3
Merenung-renungkan pengalaman-pengalaman di atas menyebabkan munculnya pertanyaan-pertanyaan a.l.:
- Mengapa di masyarakat yang ruang-ruang ibadahnya sepi pengunjung, tetapi makmur? Sedangkan di masyarakat yang semarak ruang ibadahnya, tetapi miskin?
- Mengapa di masyarakat yang tak tertarik pada hidup beragama, tetapi rendah tingkat korupsi dan kasus kriminalnya? Sebaliknya, masyarakat yang khusuk beragama tetapi korupsi menjamur dan juga tinggi kasus-kasus kriminal lainnya?
- Mungkinkah GKJW akan mengalami keadaan seperti gereja-gereja di Eropa, ibadah Minggu yang sepi pengunjung?
Untuk pertanyaan 1 dan 2 saya menduga sudah banyak yang menjawabnya melalui berbagai buku dan tulisan. Atau 2 (dua) buah buku karya Denny JA yaitu “Spiritualitas Kebahagiaan” (Juli 2020) dan “Bergesernya Pemahaman Beragama” (Januari 2021) barangkali bisa menolong kita mendapatkan jawaban atas 2 pertanyaan di atas. Sedangkan pertanyaan ketiga adalah bagian yang menjadi pergumulan kita.
***
Adalah sebuah keniscayaan bahwa masa pandemi ini mengubah secara signifikan tatanan ibadah dan sikap warga terhadapnya. Mau tidak mau kita melihat kenyataan adanya pemahaman dan cara baru dalam ibadah Minggu. Pada masa sebelum pandemi gereja selalu mendorong warganya untuk aktif mengikuti ibadah ke gereja, kini justru menghalanginya.
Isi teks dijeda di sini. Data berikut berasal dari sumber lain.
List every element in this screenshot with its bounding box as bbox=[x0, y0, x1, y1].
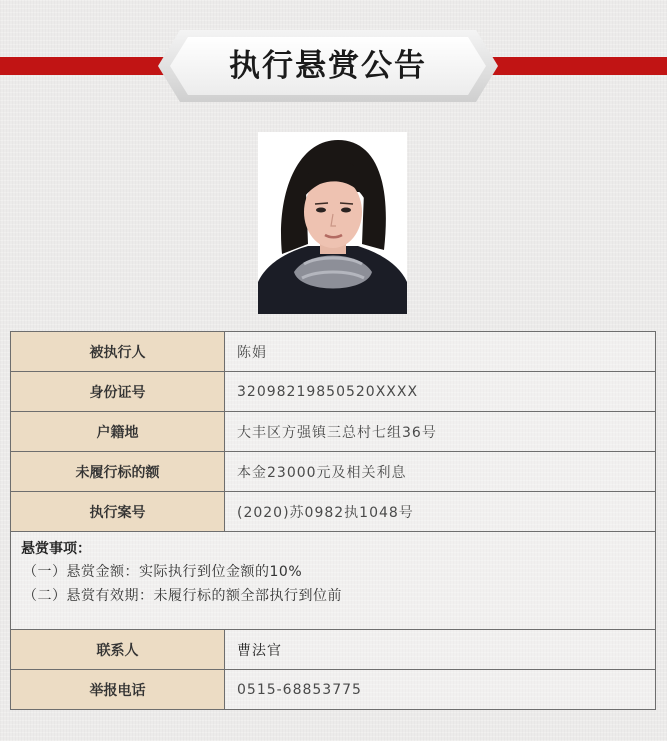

Semula warga akan selalu dikunjungi oleh pendeta atau anggota majelis jemaat kalau tidak mau ke gereja dengan alasan bisa mengikutinya lewat internet; sekarang justru itu disarankan.
Seorang pendeta bisa dikenai siasat gereja ketika melayani perjamuan kudus tidak sebagaimana lazimnya. Dahulu ada pendeta yang menjadi perbincangan karena melayani perjamuan kudus tidak lazim. Untuk warga sakit pendeta tidak datang mengunjungi lalu melayani perjamuan kudus, tetapi anggota majelis jemaat mengantar roti dan anggur perjamuan yang sudah didoakan oleh pendeta dan majelis di ibadah perjamuan kudus di gereja. Model pelayanan ini menghebohkan, waktu itu. Namun, kini justru itu yang terjadi dan bahkan disarankan! Bahkan dahulu ada warga yang tidak bisa memasuki gedung gereja karena tidak memiliki lembar bukti telah mengikuti persiapan perjamuan kudus! Kini, siapa yang mampu mencermati satu persatu warga dalam merespons pelayanan perjamuan kudus?
Apakah pertanyaan, “Mungkinkah GKJW akan mengalami keadaan seperti gereja di Eropa yang sepi pengunjung” ini adalah pertanyaan yang mengada-ada? Bisa “ya”, bisa juga “tidak”. Atau kekhawatiran seperti itu bisa secepatnya dilupakan, bisa juga secepatnya diantisipasi. Jikalau yang kita maknai dalam ibadah Minggu adalah kesemarakannya: gedung gereja yang makin besar dan indah, sound system yang makin sempurna, kursi yang ada selalu penuh terisi, kegiatan-kegiatan mulai anak sampai dengan adiyuswa semarak; maka kekhawatiran itu tak beralasan. Namun, jikalau ibadah Minggu adalah soal otentisitas hati, maka perlu diperhatikan munculnya kekhawatiran ini.